Review #305: Alive!, KISS

Karla Clifton
3 min readAug 16, 2022

#305: Alive!, KISS

Seeing a great live concert is transcendental.

I just saw Lady Gaga, Ms. A Star Is Born This Way herself, and every second of the how was quite literally spectacular. Gaga wore cement shoes and played a piano made of vines. She sang her #1 milquetoast hit “Shallow” dressed as a sexy insect. It hardly gets any better than that.

So how did my favorite performer grow her sexy insect wings? Like most great performers, she was inspired by KISS. “In a Kiss concert, Paul Stanley flies across the arena, and it’s oddly normal. It’s just, like, ‘But of course.’ I want to do that.”’ She even said that Born This Way (#484, holla) was inspired by KISS’s cover of The Crystal’s “Then He Kissed Me.” Amen, Fashion.

Paul Stanley opined that it took a live record to break KISS through because they were a better live band than a studio one. (So, the opposite of Steely Dan.) They were such a great live act that other heavy acts like Black Sabbath kicked them off their tour because they were an impossible act to follow.

So what made them so unforgettable? Could have been the fake blood, or the energetic audience interactions, or the pyrotechnics? (Which, by the way, you can hear blowing up at the end of “Black Diamond.”) And those are just their visual tricks — their musical ones are even more thrilling, like the inspired use of alarms on “Firehouse” and the two-day long drum solo on “100,000 Years.” Could it be the way Paul Stanley screams HOW MANY PEOPLE OUT THERE BELIEVE IN ROCK AND ROLL? (I do.)
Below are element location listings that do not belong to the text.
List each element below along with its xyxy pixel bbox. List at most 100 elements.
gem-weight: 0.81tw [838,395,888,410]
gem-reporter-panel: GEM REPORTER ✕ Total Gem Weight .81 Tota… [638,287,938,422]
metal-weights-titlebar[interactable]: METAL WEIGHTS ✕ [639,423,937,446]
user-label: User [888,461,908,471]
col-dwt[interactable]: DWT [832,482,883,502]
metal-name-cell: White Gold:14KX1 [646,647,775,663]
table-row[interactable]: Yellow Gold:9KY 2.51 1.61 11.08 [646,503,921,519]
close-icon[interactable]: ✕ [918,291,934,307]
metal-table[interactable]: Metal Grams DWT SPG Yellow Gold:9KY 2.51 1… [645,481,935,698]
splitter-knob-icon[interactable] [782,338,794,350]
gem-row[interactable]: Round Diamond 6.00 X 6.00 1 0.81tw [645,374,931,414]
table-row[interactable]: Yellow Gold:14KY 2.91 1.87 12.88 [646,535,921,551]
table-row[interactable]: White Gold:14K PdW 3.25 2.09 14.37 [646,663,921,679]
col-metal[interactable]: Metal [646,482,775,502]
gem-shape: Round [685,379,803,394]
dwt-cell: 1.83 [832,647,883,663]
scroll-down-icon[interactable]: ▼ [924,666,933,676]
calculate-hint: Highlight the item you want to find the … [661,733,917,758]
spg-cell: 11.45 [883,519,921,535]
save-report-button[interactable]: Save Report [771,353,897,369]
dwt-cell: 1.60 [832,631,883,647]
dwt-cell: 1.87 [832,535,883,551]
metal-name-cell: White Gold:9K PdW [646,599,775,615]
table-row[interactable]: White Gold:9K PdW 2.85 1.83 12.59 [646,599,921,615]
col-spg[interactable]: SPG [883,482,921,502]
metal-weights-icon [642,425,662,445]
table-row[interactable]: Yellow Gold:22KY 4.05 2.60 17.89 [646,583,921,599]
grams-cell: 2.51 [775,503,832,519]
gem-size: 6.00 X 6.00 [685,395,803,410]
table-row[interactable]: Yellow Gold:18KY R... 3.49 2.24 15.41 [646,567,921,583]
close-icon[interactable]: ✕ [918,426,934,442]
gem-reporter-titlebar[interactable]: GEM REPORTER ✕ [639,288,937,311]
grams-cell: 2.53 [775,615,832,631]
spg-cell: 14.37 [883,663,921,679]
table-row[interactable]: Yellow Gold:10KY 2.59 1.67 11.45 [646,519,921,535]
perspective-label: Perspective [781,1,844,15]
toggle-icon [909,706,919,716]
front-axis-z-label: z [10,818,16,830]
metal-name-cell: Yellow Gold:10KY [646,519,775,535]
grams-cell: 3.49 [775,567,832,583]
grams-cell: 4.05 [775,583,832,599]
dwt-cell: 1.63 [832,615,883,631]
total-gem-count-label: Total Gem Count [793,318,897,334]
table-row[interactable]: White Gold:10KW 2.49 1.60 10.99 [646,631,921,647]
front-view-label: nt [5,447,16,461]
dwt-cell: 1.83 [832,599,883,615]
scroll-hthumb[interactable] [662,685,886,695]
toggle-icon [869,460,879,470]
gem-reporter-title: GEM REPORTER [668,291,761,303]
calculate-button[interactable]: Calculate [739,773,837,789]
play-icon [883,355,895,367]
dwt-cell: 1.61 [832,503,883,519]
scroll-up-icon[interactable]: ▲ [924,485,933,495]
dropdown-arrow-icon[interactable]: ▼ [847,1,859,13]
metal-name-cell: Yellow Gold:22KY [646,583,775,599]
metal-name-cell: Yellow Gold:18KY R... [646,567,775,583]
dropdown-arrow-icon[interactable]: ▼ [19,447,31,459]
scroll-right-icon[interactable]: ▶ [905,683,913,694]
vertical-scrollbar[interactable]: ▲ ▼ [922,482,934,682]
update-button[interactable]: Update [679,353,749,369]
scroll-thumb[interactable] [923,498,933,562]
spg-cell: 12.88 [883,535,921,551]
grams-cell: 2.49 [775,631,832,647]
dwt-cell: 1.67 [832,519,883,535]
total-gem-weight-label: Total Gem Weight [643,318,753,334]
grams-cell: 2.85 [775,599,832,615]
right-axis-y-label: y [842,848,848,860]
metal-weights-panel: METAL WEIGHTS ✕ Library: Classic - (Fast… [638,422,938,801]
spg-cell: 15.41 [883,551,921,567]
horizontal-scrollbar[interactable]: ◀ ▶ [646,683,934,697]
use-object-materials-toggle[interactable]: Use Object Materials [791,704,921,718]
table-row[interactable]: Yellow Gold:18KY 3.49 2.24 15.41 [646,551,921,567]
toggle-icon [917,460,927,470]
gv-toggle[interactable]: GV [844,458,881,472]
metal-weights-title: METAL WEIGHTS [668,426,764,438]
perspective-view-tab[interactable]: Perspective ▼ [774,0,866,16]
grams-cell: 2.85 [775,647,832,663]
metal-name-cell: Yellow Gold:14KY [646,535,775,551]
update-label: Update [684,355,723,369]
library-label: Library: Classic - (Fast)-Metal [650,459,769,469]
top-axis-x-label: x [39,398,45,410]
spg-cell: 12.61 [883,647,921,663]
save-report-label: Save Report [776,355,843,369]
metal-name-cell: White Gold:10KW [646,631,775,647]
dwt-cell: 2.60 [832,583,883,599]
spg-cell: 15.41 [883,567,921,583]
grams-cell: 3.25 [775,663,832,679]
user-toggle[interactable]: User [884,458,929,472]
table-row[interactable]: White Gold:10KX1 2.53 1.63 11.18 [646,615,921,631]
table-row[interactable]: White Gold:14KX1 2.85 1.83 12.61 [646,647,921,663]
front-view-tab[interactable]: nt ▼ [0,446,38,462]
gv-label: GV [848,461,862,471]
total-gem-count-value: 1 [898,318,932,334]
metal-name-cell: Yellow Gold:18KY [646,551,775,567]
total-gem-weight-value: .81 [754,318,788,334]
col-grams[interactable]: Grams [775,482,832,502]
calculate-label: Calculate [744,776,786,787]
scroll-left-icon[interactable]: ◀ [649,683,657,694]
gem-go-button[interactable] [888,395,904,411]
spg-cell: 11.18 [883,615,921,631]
I’ve come to blows over KISS, and I’ll probably do it again. Rock and roll theatrics appeal to me very much. But don’t make the mistake of thinking that KISS is just a pretty, painted face. “Strutter” pairs Bob Dylan lyrics with an exceedingly fat guitar, resulting in something way more fun than Bob Dylan could ever put together. They play the blues on “Nothin’ To Lose” and “Got To Choose,” and both “Parasite” and “She” sound like Black Sabbath outtakes. KISS is a hard rock band with range, and don’t you forget it.

(That said, the the energy of each song is strikingly similar. I love “Hotter Than Hell,” “C’mon And Love Me,” and “Watchin’ You,” but I can’t tell the difference between them. Did that bother me? You tell me.)

But ultimately? Who cares about any of that, when what matters is the joy. From the opener “Deuce” to the album’s darkest moment “Rock Bottom,” you can just tell that KISS is having so much fun. They sound like kings of the world. Have you ever heard this version of “Rock And Roll All Nite”? It’s a love letter to rock audiences in general, people who scream and sing and throw their well-being to the wind for one night of Gene Simmons. And even though “Let Me Go, Rock ‘N Roll” is their crescendoing encore, you know they don’t mean it.

I’ve seen Lady Gaga three times now. The second time, I went with someone who was a self-proclaimed Classic Rock fan. She was not impressed. “Whatever happened to just four guys rocking out onstage?” she asked. I wish I still knew where she was, because now I know the answer: KISS happened.

(And for the record, you can still see “just four guys rocking out onstage.” For a lot cheaper, in fact.)

Most Fun Liquor Song Ever: “Cold Gin.” (Gross.)

Fun Fact: Even though this is the one and only KISS album on the RS 500 list, Weezer name-dropped Ace Frehley and Peter Criss on The Blue Album, #294.